I merely tried to discuss this issue conceptually.
Yes thatâs the basis of how states would justify the tax. They treat the banks as a sales business rather than a finance service, but I would argue the nature of the business is more of a financial service. My argument may not win but is not pointless.
Anyway, challenging this is a long shot but I hope to bring up some discussion, that at least everyone has a clear image about how we are taxed in a lease deal.
You are the one thatâs only looking at one aspect (that doesnât really matter) when you need to look at the overall numbers
There is no such thing as negative MF.
Most states are taxed on the monthly payment. When there is no or every little depreciation, do consumers complain that they arenât paying taxes on that portion?
Thereâs a lot of things states shouldnât have the right to tax
The law says you pay sales tax on the lease payments. The law does not care about what makes up the lease payments. If you do a true zero drive off, and roll the DMV fees into the lease payments, you pay tax on the DMV payments, which otherwise are not taxable.
Do you object to paying sales tax on labor when you go to a restaurant? Labor costs generally are not subject to sales tax, but when you go to a restaurant, much of the cost of a meal is labor, which you pay sales tax on. You cannot ask to separate out the labor charge, and only pay tax on the rest. The law says you pay tax on the full cost of the meal, just like you pay tax on the full lease payment.
Not in real world, but clearly negative MF exists in your imaginary numbers.
Well⌠this is so irrelevant and such a poor analogy.

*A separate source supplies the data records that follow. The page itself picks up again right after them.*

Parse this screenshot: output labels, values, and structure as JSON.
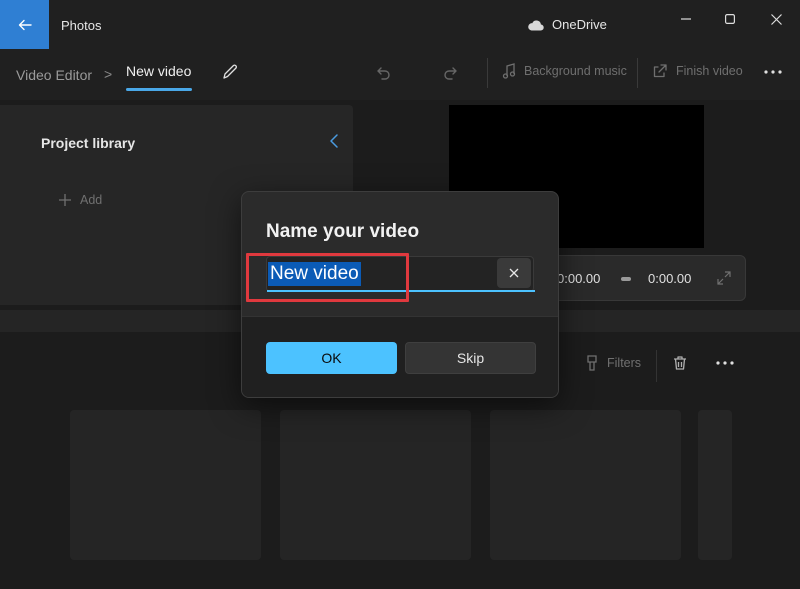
{
  "window": {
    "app_name": "Photos",
    "cloud_label": "OneDrive"
  },
  "breadcrumb": {
    "root": "Video Editor",
    "separator": ">",
    "current": "New video"
  },
  "toolbar": {
    "background_music": "Background music",
    "finish_video": "Finish video"
  },
  "library": {
    "title": "Project library",
    "add_label": "Add"
  },
  "player": {
    "current_time": "0:00.00",
    "total_time": "0:00.00"
  },
  "storyboard": {
    "filters_label": "Filters"
  },
  "dialog": {
    "title": "Name your video",
    "input_value": "New video",
    "ok_label": "OK",
    "skip_label": "Skip"
  },
  "colors": {
    "accent": "#4cc2ff",
    "back_button": "#2f7fd3",
    "highlight": "#e0393e",
    "selection": "#0b5bb6"
  },
  "icons": [
    "back-arrow-icon",
    "cloud-icon",
    "minimize-icon",
    "maximize-icon",
    "close-icon",
    "pencil-icon",
    "undo-icon",
    "redo-icon",
    "music-note-icon",
    "share-icon",
    "more-icon",
    "chevron-left-icon",
    "plus-icon",
    "expand-icon",
    "filters-icon",
    "trash-icon",
    "clear-icon"
  ]
}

Go take a look at an EQS lease and youll see plenty of $100k+ vehicles with lease payments under $1k/mo and a sales price after 3 years that would easily be 50% of msrp. They fit right into his example and would be prime examples of where even with a trade in tax credit, youâd end up paying a lot more in tax on a purchase than a lease.
You have to follow the basic logic:
Assuming leasing and financing get the same selling price, before you can look into tax.
Those EQS examples all got 18%, 20% off the sticker price, and then $10k, 12k incentives.
Then you cannot assume the buyer would pay the $100k full prices. Otherwise the buyer is the loser in so many aspects, not just tax.
BTW in other markets the EQS are easily 25% off, and 30% off in many EQE cases. It seems MB is being ridiculous setting up some of their MSRPs.